The Public Sphere, Jurgen Habermas

Jurgen Habermas’s writing on the public sphere brings up an issue we’ve discussed at length in the journalism school — promoting interactivity between the media and the audience. Within the print realm of journalism, new classes have been springing up to study more about community outreach and how to get users to contribute their own ideas to the news they want to know about. Granted, in the case of the Columbia Missourian we’re talking about a small town newspaper, but this issue about corralling a diversity of voices within the media translates to large publications of all platforms, too.

Even with these efforts, Habermas would say that the public sphere gives a false impression that people can discuss the issues they think affect them most because in the end, it’s all dictated by the ideology that drives these ideas and behaviors. I would say that even though, yes, it’s generally the powerful elite that gets to define what we value and how we act, smaller media outlets are better equipped to broadcast what the community finds important. On a broader scale, this isn’t the case, and there are still plenty of examples of local news that feeds the larger display of ideological regurgitation.

Take some of the more bizarre Sochi Olympic news coverage for example. Jimmy Kimmel, who already pulled one over on broadcasters and audiences alike with his fall 2013 twerking hoax, was at it again for a Winter Olympics edition.

Similar to the Conan O’Brien video we watched in class about Christmas shopping “trends” (shout out to our very own KRCG-13 for showing up on the list…), Jimmy collected a swarm of local news casts dropping the same puns and reporting on what they believed was Olympic athlete Kate Hansen’s video of a wolf roaming the accommodations of Olympic village. The way that the news was disseminated across the country despite not really being all that newsworthy is a sobering realization of how the news industry operates. What’s even worse is that this situation was a completely fabricated event. Joke’s on all of us.

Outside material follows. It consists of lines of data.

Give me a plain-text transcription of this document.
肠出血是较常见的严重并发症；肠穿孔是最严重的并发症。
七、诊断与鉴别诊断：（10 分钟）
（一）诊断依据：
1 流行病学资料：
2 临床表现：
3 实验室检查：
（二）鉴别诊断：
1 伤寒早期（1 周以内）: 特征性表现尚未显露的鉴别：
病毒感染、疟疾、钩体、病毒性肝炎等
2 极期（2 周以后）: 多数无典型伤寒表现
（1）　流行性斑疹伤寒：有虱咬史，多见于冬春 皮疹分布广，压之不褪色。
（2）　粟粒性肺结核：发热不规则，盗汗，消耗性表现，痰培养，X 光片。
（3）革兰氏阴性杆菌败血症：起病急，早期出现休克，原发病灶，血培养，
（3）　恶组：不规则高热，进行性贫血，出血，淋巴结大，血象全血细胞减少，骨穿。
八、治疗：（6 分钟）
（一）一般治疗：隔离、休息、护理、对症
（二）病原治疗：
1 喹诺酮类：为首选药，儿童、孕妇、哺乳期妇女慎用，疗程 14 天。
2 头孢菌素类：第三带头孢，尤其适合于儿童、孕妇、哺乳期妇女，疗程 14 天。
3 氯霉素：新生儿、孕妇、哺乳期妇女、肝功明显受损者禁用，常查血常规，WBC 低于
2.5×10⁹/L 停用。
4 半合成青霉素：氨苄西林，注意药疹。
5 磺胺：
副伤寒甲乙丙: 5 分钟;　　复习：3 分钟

So what hope is there left to the notion of Bill Kovach and Tom Rosensteil’s marketplace of ideas? Students are taught that journalism is first and foremost in place to serve the public good, and part of that is enacting the media as a platform for the public to hold those in power accountable for their actions. This might not translate as well to broadcast per the examples above, but newspapers are still often associated with publishing opinion pages. A study from Drexel University’s Department of Culture and Communication, led by Tyson Mitman, Alexander Nikolaev, Douglas Porpora, looks into this further. Their article “The Critical Moral Voice on American Newspaper Opinion Pages” details a study that looked at 25 different U.S. newspapers and news magazines in the weeks leading up to the 2003 U.S. attack on Iraq. The focus was to answer three questions about the publications’ opinion pages: who were the authors of the columns, which types of authors wrote in to which types of publications, and did the author type play a role in whether they contributed moral content to public debate?

Their findings revealed that of their selection, 76 percent of opinion pieces in the press came from the new organizations themselves either through editors letters or regular columnists. Women were particularly underrepresented with only 16 percent of those who wrote in about the war. But of that 16 percent, 85 percent of the women writing in were also regular columnists contributing to the debate for their jobs. Those who were part of the public and wrote in were primarily politicians and academics. The research showed that politicians generally contributed to right-wing papers, whereas academics contributed to the left-wing and took on more of a moral argument that the U.S. attack was preemptive and unjust. Among these types of contributors to the opinion pages about the matter, little room is left for the “everyman” who is neither a reporter, politician or academic. This example supports Habermas’s idea of the false representations the public sphere embodies about serving the interests of the public without interference from the dominant ideology.